Cem, Cemre'nin telefonunu yer tespiti yapılmasını önlemek için kapamıştı. Gizli numaradan, Kerim'in numarasını aradı. Yunus, elinde Kerim'in telefonu bekliyordu. Gizli numarayı görünce açmaya yeltendi.
"Abi, bırak ben açayım. Adamların yabancı bir insana nasıl tepki vereceğini bilmiyoruz. Cemre'ye zarar gelmesin. "
Yunus, konuyu uzatıp, arayanı bekletmek istemedi. Telefonu Kerim'e uzattı.
"Alo ..."
"Benim koca oğlan. Vakit geldi. Sana vereceğimiz adresteki çantayı teslim alıp, teslimatı tamamlayacaksın. Bizde kızı serbest bırakacağız. "
"Cemre'nin iyi olup olmadığından nasıl emin olacağım? Kızı serbest bırakın. Bende paketinizi söyleyeceğiniz yere teslim edeyim. "

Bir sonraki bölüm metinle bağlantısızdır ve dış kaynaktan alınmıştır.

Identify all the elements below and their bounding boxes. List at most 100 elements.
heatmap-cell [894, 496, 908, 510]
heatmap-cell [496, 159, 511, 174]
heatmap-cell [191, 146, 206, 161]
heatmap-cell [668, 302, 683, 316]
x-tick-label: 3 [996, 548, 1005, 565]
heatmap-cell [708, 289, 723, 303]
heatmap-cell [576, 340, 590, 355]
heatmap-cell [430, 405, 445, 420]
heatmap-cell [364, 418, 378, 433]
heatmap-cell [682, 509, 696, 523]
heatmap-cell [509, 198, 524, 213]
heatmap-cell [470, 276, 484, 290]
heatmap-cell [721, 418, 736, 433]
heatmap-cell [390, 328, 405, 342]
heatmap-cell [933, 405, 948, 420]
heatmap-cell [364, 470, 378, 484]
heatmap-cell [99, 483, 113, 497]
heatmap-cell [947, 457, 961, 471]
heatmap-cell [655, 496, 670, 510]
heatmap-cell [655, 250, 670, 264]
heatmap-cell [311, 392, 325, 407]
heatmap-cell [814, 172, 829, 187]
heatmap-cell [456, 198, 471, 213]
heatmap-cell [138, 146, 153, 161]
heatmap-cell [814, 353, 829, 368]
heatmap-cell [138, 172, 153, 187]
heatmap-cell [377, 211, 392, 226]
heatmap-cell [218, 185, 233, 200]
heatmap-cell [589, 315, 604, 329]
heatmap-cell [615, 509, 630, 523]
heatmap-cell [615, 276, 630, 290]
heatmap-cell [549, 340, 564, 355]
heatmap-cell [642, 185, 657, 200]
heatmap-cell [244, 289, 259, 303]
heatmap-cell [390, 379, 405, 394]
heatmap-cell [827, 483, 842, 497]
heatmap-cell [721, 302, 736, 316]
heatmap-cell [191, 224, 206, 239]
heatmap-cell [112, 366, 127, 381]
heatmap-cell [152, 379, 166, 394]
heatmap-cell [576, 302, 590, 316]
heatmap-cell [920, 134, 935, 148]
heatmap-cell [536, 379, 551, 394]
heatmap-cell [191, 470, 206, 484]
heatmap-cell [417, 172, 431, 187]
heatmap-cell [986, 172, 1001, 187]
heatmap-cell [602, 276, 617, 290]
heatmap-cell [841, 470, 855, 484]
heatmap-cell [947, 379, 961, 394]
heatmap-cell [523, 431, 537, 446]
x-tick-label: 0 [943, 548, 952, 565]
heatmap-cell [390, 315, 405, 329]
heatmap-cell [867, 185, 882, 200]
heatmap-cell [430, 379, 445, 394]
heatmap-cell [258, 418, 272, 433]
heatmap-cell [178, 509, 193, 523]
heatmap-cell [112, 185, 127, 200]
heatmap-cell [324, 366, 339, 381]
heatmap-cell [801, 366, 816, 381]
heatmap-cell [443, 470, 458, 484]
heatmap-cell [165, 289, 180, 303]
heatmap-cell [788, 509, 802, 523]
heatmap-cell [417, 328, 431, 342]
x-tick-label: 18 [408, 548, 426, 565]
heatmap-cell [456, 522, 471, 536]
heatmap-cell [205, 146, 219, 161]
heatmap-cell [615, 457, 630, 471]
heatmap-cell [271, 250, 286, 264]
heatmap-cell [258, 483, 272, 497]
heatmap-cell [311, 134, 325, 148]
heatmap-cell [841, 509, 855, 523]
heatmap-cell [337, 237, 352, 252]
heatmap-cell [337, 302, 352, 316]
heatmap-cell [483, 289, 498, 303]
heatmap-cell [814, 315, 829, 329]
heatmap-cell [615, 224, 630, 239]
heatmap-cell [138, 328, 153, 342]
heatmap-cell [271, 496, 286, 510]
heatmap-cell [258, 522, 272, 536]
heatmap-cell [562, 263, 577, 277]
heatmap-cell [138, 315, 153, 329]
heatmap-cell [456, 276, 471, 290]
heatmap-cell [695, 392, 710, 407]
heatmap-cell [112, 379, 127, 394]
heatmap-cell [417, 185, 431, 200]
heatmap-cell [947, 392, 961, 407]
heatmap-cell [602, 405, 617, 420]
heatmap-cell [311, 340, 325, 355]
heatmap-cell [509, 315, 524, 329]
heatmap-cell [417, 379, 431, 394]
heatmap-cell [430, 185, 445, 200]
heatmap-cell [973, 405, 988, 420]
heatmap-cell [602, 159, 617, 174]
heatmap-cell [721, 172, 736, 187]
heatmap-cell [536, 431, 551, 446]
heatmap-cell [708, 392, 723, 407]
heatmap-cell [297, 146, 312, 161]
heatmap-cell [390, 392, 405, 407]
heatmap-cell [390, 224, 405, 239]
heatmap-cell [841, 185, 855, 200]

"Kerim, artık sinirleniyorum. Bizimle pazarlık yapmaya bir son ver. Şu anda böyle bir lüksün yok. Söylediklerimi bir bir yerine getir. Yoksa kız ölür. Tekrar ettirme bana... "
"Tamam. Sakin ol. Söylediklerini yapacağım. Adresi ver bana. Sakın ona zarar vermeyin. "
Kerim dikkatli bir şekilde adresi aldı. Yunus'a kısaca durumu anlattı ve aceleyle adrese gitmek için kafeden ayrıldı. Bu esnada Murat dönmüş, faydası olur ümidiyle Kerim'in yanında mekândan çıkmıştı.
Cem;
"Kerim gidiyor."
"Çok güzel. Adamları ara ve Kerim'i tarif et. Çok dikkatli olsunlar. Hata istemiyorum. "
Kerim, yanında Muratla birlikte, tarif edilen yere ulaşmıştı.
"Ben Kerim. Buradan bir çanta teslim almam söylendi. "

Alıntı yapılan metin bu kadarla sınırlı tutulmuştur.